What if our finally statement block also throws an exception?

    public Integer division(int x, int y) throws Exception {
        try{
            return x/y;
        }catch (ArithmeticException e){
            System.out.println(e.getMessage());
            throw new ArithmeticException("Arithmetic anomaly");
        }finally {
            System.out.println("Release resources");
            throw new Exception("Resource release exception"); }}Copy the code

For example, this code, intended to throw an arithmetic exception, throws a free resource exception.

Due to the loss of exception information, exception masking can cause some bugs to become extremely difficult to find, which can lead to a mental breakdown.

This is a masked exception, how to solve this masked exception?

Someone looked at the code above and found another problem. Will the finally statement be executed when there is a return statement in the try?

That’s a good question, and the answer is that it executes, and it executes before the method returns to the caller.

Resolve the masking exception problem

The new try-with-Resource syntax sugar in Java 1.7 addresses this problem of exception masking caused by closing resources.
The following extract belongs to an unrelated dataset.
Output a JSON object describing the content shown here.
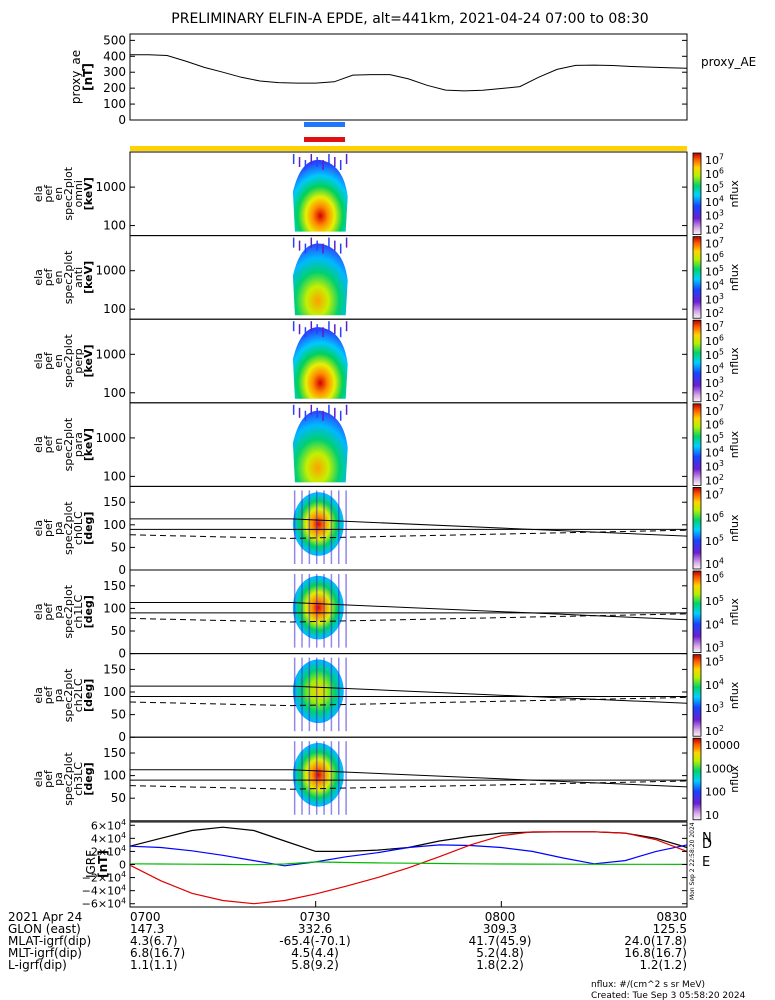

 public void testExcep(a){
        BufferedInputStream in = null;
        BufferedOutputStream out = null;
        try {
            in = new BufferedInputStream(new FileInputStream(new File("in.txt")));
            out = new BufferedOutputStream(new FileOutputStream(new File("out.txt")));
        } catch (IOException e) {
            e.printStackTrace();
        } finally {
            try {
                if(in ! =null) {
                    in.close();
                }
                if(out ! =null) { out.close(); }}catch(IOException e) { e.printStackTrace(); }}}Copy the code

In order to free up resources, we have to write this. But when we’re familiar with the try-with-resource syntax, we can write it like this.

public static void main(String[] args) {
        try (BufferedInputStream in = new BufferedInputStream(new FileInputStream(new File("in.txt")));
             BufferedOutputStream out = new BufferedOutputStream(new FileOutputStream(new File("out.txt")))) {
            // Process input data and output
        } catch (IOException e) {
            // Catch the exception and handle it}}Copy the code

In the try clause, you can create a resource object that is automatically closed by the runtime after the program finishes a try-catch.

The code is simple to write and will also solve the problem of masking exceptions.

Of course, it is important to understand the implementation logic inside the resource’s close method when using a try-with-resource. Otherwise, resources may still leak.

How about that? Is that easy? I learned that we’re going to play pussy together

Common Abnormal Problems

Arithmetic exception class: ArithmeticExecption

NullPointerException class: NullPointerException

Type casting exception: ClassCastException

Array negative index exception: NegativeArrayException

Array subscript cross-border exception: ArrayIndexOutOfBoundsException

File terminated Exception: EOFException

FileNotFoundException: FileNotFoundException

String conversion to number exception: NumberFormatException

Operation database exception: SQLException

Input/output exception: IOException

Method found no abnormality: NoSuchMethodException

These are very common exceptions, but there are other exceptions that you should summarize in your daily work and write in your little book.

That’s all for today’s content, please remember to like 👍 if you are helpful.